Metodio lloró y lloró de pena y de rabia durante tres horas. Puso perdida la mesa de despacho y la pechera de su ex jefe, donde escondía la cabeza. “No puede ser. No puede ser, Hacerme esto a mí. Qué ingratitud. Qué zorrerría…”, hipaba.

Calma, tío, el mundo no acaba por un puñetero despacho. ¿Has pensado que hay más despachos en otros lugares? ¿Se te ha pasado por la cabeza cruzar al otro lado de la calle y llamar a la puerta donde jamás antes pudiste imaginar? Piensa, Metodio. Si eso te hace feliz, si la vida es un despacho, no lo dudes. Tu nombre aún abre puertas”, sugirió Bernie con voz calma pero con un punto de ironía.

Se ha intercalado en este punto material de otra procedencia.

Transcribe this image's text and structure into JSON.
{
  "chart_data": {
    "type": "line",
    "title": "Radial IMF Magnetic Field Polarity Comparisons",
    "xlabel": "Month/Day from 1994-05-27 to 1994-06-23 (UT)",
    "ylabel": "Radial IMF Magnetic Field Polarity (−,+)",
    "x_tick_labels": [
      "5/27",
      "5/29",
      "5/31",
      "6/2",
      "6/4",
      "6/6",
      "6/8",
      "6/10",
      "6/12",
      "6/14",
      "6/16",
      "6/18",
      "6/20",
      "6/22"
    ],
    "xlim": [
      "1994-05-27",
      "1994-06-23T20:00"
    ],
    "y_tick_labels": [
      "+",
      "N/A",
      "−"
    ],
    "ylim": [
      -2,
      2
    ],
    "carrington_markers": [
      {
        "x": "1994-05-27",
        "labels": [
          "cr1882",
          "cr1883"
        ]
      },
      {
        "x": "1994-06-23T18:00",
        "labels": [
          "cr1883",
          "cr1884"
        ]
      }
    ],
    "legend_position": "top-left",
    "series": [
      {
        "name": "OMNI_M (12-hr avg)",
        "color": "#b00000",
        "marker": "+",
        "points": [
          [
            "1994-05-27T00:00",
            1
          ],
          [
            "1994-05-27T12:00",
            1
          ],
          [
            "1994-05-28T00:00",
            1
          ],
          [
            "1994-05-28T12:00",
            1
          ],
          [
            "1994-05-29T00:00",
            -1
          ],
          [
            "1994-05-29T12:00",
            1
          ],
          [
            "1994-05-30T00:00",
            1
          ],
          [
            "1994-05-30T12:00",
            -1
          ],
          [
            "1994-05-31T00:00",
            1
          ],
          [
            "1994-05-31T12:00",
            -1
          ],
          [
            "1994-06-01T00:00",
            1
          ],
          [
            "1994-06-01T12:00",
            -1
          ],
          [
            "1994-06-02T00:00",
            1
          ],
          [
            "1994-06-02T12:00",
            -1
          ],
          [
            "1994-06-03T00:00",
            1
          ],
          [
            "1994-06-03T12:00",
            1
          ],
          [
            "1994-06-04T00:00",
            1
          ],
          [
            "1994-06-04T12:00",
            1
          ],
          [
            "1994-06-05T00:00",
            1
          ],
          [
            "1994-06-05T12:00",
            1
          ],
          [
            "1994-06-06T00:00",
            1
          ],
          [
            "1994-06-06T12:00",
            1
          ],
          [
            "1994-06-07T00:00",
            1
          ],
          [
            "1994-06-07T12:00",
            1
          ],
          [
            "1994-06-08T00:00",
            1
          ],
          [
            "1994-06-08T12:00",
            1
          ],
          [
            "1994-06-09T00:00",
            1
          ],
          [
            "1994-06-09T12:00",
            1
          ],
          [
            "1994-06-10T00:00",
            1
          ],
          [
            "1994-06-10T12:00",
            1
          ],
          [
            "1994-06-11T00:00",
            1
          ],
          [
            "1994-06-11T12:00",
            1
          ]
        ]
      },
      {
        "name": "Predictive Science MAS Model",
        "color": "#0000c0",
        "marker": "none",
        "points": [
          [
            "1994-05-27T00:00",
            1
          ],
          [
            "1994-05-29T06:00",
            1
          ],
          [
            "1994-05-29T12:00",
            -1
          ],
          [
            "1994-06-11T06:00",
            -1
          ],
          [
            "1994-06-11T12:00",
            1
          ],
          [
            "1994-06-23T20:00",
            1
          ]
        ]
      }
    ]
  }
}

No lo pensó ni un segundo el desairado empleado. Se despidió de su superior, bajó a la calle, cruzó al otro lado y allí frente a él encontró el edificio del que le había hablado Bernie. En el portal había un cartel que rezaba: “Son bienvenidos quienes deseen un despacho”. Tomó el ascensor hasta la séptima planta. Le abrió la puerta una joven sonriente, que sin permitirle hablar le espetó: “Por fin, le estábamos esperando. Pase, pase el director, don Natalio, se alegrara y le mostrara el despacho. Seguro que le gusta”.

Aquella noche Metodio durmió como un bebé. Era feliz. Qué fácil era lograr la felicidad, pensó. Todavía había gente que lo quería, lo admiraba y le ofrecía un despacho.